The other thing people say is "well, you should be buying, not renting." My partner and I have done that math more than once. I'm genuinely not sure we've modelled it correctly (real estate involves a lot of assumptions about appreciation rates and interest rates that I can't predict) but based on what I've worked out, buying in Toronto right now is not obviously better than renting at our income level. You have to gut the TFSA for a down payment, carry costs at current rates aren't trivial, and the opportunity cost of not investing the difference is real. Maybe I'm wrong. The "renting is throwing money away" crowd never seems to account for what you're throwing away to own.

I'll revisit that math every year. Haven't changed my mind yet.

Where This Leaves Us

I don't have a fix for Toronto's housing market. Nobody does, and I'm suspicious of anyone who says otherwise.

What I can say is that $30,000 a year in personal spending is my actual number. The cost of being a renter with a partner and a cat in this city in 2026. It's not a triumph of frugality. It's not a cautionary tale. It's just what comfortable looks like here.
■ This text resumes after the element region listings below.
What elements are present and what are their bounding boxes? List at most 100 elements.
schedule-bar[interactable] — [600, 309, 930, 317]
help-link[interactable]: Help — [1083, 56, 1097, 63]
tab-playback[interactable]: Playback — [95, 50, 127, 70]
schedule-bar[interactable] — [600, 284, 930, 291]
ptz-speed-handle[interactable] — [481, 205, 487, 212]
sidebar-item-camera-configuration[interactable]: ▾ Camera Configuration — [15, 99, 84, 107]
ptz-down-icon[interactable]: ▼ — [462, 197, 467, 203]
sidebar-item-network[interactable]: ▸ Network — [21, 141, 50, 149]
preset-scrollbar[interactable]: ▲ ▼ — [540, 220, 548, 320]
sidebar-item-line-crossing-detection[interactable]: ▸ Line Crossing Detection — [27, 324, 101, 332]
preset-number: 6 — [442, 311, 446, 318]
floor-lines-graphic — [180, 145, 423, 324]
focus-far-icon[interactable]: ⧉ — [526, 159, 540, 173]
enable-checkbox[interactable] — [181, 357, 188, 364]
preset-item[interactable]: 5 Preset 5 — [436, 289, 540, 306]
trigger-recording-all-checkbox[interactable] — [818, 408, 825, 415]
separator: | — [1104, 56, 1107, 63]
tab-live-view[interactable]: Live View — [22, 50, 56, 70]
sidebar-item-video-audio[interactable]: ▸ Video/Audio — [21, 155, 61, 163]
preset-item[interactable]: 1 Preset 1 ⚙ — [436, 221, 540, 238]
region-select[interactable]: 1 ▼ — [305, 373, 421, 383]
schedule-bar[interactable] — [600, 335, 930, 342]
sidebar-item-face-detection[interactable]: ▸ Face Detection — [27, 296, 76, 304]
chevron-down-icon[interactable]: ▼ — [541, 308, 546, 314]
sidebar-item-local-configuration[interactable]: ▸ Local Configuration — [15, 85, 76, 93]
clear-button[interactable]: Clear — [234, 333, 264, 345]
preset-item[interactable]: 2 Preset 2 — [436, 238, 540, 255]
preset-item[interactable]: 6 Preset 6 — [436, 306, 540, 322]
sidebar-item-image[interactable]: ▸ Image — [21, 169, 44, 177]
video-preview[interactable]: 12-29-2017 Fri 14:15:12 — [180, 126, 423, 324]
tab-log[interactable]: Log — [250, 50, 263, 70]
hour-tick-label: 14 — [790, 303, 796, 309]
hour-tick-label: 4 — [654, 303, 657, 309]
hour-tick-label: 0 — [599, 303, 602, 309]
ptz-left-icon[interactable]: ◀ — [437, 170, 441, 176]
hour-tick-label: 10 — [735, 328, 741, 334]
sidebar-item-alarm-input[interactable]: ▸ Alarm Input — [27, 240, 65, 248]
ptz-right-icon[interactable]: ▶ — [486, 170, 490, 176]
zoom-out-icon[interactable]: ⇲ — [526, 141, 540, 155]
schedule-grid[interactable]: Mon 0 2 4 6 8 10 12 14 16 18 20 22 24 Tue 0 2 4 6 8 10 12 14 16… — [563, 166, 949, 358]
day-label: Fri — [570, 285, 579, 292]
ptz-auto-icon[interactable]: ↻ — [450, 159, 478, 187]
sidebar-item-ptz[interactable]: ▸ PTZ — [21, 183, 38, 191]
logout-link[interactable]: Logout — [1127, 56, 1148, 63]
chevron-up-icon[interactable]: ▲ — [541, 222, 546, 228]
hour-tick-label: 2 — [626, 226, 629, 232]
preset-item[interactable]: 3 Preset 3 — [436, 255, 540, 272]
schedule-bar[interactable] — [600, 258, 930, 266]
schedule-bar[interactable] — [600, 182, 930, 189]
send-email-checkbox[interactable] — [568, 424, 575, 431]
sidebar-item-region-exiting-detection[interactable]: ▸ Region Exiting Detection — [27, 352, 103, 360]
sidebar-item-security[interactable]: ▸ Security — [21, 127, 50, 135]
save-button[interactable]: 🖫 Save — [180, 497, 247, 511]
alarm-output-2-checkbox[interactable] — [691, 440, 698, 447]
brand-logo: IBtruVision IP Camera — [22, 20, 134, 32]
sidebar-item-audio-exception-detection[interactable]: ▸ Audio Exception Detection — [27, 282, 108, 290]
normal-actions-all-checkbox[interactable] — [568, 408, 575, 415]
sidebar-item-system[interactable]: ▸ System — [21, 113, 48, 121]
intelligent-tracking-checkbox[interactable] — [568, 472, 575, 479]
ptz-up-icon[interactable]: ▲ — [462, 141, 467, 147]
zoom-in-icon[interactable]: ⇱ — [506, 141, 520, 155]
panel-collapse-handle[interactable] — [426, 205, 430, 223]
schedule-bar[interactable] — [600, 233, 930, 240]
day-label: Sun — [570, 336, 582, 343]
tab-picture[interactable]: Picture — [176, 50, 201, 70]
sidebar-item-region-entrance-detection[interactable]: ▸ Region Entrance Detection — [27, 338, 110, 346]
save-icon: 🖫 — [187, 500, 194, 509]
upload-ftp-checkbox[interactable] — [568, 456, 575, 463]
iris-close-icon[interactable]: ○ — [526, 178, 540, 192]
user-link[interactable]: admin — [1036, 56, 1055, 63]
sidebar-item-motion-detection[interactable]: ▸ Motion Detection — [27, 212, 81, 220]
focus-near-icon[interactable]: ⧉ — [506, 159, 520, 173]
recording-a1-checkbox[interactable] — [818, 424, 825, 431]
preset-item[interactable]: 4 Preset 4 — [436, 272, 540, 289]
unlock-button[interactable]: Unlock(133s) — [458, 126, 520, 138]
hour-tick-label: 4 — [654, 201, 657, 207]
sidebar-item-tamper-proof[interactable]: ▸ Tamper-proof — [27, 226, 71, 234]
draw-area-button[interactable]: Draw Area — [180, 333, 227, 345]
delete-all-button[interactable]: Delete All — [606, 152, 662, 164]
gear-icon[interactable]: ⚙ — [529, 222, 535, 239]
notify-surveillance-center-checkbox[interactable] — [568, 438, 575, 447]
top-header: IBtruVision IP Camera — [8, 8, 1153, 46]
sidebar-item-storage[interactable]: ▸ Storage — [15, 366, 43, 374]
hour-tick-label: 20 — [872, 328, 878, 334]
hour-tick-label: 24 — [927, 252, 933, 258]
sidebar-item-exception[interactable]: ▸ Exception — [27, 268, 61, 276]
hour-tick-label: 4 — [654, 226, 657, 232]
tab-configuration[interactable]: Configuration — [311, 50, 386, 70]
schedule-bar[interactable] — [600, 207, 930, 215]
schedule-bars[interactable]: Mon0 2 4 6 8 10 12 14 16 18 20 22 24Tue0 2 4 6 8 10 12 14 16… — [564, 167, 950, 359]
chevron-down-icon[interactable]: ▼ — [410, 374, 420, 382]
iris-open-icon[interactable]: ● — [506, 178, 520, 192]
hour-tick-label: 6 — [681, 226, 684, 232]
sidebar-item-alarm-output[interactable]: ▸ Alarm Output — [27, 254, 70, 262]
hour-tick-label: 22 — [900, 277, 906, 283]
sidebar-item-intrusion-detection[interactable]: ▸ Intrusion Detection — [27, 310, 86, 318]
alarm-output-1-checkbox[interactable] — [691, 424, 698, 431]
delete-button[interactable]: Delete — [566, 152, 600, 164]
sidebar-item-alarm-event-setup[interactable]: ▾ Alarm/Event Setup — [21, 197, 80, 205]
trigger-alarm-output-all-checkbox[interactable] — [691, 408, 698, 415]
And comfortable, for me, means No Frills groceries, an MVNO phone plan, and not auditing every coffee.

The part that still gets me is rent. Not because $2,350 is objectively ruinous (it's not) but because it went up $175 last year and the year before that, and there's no reason to believe that stops. Every other line item in that budget I can chip away at. Rent is the variable I can't touch, and every year it takes a bigger percentage of the total.

That's the actual Toronto affordability story. Not the $200,000 victim narrative. Not the ramen-and-roommates hustle piece. Just: the rent is too high, the rest is manageable if you're not doing it alone, and most of what you read about this city is designed to make you feel either panicked or impressed.

Neither of those feelings is useful.

This is an opinion piece based on my personal experience. Your situation might be different, so do your own research.